É fato. O ex-governador Mauro Mendes (União), candidato ao senado, assumiu de vez o papel de “vítima”, tentando desviar o foco da denúncia que a Polícia Federal está investigando contra ele por decisão do Supremo Tribunal Federal (STF). A PF aponta indícios de que a operação financeira, no chamado Escândalo da Oi, foi usada para desviar recursos públicos por meio de fundos de investimento e empresas de fachada. A investigação apura suspeitas de crimes 1) contra o Sistema Financeiro Nacional; 2) peculato; 3) lavagem de dinheiro e 4) uso indevido de informação privilegiada.
Mendes deve explicações, mas prefere atacar os adversários. Através do seu marketing eleitoral, ele criou uma bela peça de propaganda onde faz o papel de “vítima” que ataca. Os pontos principais do panfleto digital de Mauro Mendes criado pela sua equipe de propaganda.
“ARMAÇÃO ELEITORAL”
A peça de propaganda classifica a denúncia de corrupção como uma suposta “armação eleitoral”. Em duas artes publicadas no Instagram, o candidato ao Senado relacionou a operação ao recente rearranjo político de Mato Grosso e afirmou que seus adversários tentam atingir seu grupo a cerca de 60 dias das eleições. Simples assim.
“VELHAS RAPOSAS”
Em outro ponto da sua propaganda de defesa que ataca, Mauro questiona a proximidade entre a operação e decisões tomadas durante as convenções partidárias. Em uma das artes, ele destaca que a ação ocorreu “logo depois” de o senador Jayme Campos ser rejeitado como candidato pelo União Brasil, de Janaina Riva (MDB) ser afastada da composição como vice do grupo e de seu antigo grupo político decidir não se unir às chamadas “velhas raposas da política que sempre lesaram o Estado”. No melhor exemplo de propaganda política, a peça lança dúvidas para estimular a descrença do eleitor: “Você acredita em tantas coincidências?”
LANÇAR DESCONFIANÇA NA POLÍCIA FEDERAL: FALHA E ERRA
A propaganda de Mauro Mendes reforça a tese pobre de que o ex-governador estaria sendo alvo de uma ação com motivação política.

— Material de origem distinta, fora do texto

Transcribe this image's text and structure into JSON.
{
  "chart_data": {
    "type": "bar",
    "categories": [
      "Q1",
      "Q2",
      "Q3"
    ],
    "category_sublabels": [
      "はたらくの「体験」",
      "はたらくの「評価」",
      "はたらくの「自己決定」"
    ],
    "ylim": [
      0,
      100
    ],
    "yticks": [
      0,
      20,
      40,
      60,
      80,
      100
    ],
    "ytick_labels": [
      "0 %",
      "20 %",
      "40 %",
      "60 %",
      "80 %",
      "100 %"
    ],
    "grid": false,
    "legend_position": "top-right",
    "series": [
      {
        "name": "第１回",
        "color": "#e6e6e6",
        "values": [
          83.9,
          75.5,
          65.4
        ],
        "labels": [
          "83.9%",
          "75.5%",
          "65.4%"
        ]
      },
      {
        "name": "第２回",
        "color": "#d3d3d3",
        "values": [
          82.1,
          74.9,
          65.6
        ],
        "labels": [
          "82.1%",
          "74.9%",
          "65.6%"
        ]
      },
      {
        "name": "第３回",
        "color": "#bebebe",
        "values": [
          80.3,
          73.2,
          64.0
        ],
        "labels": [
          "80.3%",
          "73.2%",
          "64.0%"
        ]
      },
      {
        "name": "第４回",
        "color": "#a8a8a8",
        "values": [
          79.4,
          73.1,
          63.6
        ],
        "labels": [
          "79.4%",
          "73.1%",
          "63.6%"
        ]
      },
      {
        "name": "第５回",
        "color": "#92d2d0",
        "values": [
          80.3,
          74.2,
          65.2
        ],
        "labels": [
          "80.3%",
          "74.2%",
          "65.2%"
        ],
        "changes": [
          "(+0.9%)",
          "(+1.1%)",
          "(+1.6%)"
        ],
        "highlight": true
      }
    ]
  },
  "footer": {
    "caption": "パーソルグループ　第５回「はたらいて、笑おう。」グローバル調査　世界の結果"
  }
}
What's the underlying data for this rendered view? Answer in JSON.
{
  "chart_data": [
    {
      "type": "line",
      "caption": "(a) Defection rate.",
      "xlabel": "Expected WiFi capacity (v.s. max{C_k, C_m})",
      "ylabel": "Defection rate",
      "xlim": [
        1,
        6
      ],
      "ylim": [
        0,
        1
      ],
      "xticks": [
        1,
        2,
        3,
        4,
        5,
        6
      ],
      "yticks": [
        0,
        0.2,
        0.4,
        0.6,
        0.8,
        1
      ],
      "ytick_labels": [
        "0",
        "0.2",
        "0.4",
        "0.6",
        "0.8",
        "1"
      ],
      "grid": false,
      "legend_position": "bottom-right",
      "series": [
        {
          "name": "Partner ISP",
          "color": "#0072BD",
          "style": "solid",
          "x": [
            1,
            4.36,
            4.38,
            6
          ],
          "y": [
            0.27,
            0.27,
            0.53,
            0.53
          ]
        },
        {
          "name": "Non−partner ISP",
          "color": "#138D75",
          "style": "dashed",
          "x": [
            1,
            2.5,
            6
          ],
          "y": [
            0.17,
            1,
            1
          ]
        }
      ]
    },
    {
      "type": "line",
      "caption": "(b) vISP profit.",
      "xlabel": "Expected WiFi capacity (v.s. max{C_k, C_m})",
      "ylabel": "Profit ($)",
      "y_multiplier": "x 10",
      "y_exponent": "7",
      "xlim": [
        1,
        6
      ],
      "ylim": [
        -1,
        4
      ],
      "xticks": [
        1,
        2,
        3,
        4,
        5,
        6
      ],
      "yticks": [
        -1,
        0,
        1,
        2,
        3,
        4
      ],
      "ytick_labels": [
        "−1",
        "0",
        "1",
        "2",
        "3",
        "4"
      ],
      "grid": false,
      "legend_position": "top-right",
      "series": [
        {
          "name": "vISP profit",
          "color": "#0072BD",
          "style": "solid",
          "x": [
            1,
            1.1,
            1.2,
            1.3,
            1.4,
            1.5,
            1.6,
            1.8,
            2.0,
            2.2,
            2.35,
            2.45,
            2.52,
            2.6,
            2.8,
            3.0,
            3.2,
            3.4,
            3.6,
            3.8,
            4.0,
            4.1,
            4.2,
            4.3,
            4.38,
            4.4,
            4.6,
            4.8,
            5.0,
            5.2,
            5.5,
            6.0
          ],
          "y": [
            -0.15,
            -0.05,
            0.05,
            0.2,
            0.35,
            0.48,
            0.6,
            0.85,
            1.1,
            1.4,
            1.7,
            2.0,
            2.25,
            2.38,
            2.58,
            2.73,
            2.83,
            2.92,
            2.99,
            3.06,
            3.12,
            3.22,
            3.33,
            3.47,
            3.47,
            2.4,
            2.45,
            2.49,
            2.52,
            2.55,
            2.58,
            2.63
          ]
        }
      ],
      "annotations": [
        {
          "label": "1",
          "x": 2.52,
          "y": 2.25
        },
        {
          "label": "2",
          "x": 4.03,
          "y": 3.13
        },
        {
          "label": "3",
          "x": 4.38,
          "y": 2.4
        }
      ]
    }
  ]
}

Mauro afirma que a Polícia Federal é uma instituição séria, mas ressalta que, segundo ele, “dentro dela existem pessoas que podem falhar ou serem induzidas a erro”. Na mesma arte eleitoral, o ex-governador relembra que foi alvo de uma operação da PF em 2014 e destaca que o caso acabou arquivado pela Justiça em 2017. A partir disso, afirma que acredita que o mesmo poderá ocorrer agora. “Em 2014, Mauro foi alvo de operação da PF e tudo foi arquivado em 2017. Agora acontecerá o mesmo!”, diz o texto publicado em seu perfil.
PEGA MAL, PONTO FINAL
A peça de propaganda de Mauro Mendes, que não explica o que realmente interessa, o caminho do dinheiro, termina apontando o que considera ser o objetivo de seus adversários. A propaganda diz: “o único objetivo de toda essa armação dos adversários é aplicar um golpe eleitoral a 60 dias das eleições”.
INVESTIGAÇÃO MIRA FUNDOS
A decisão do ministro Flávio Dino, do Supremo Tribunal Federal, que autorizou a Operação Heritage da Polícia Federal, determinou que a Master S.A. Corretora de Câmbio, Títulos e Valores Mobiliários apresente documentos relacionados a cinco fundos de investimento investigados.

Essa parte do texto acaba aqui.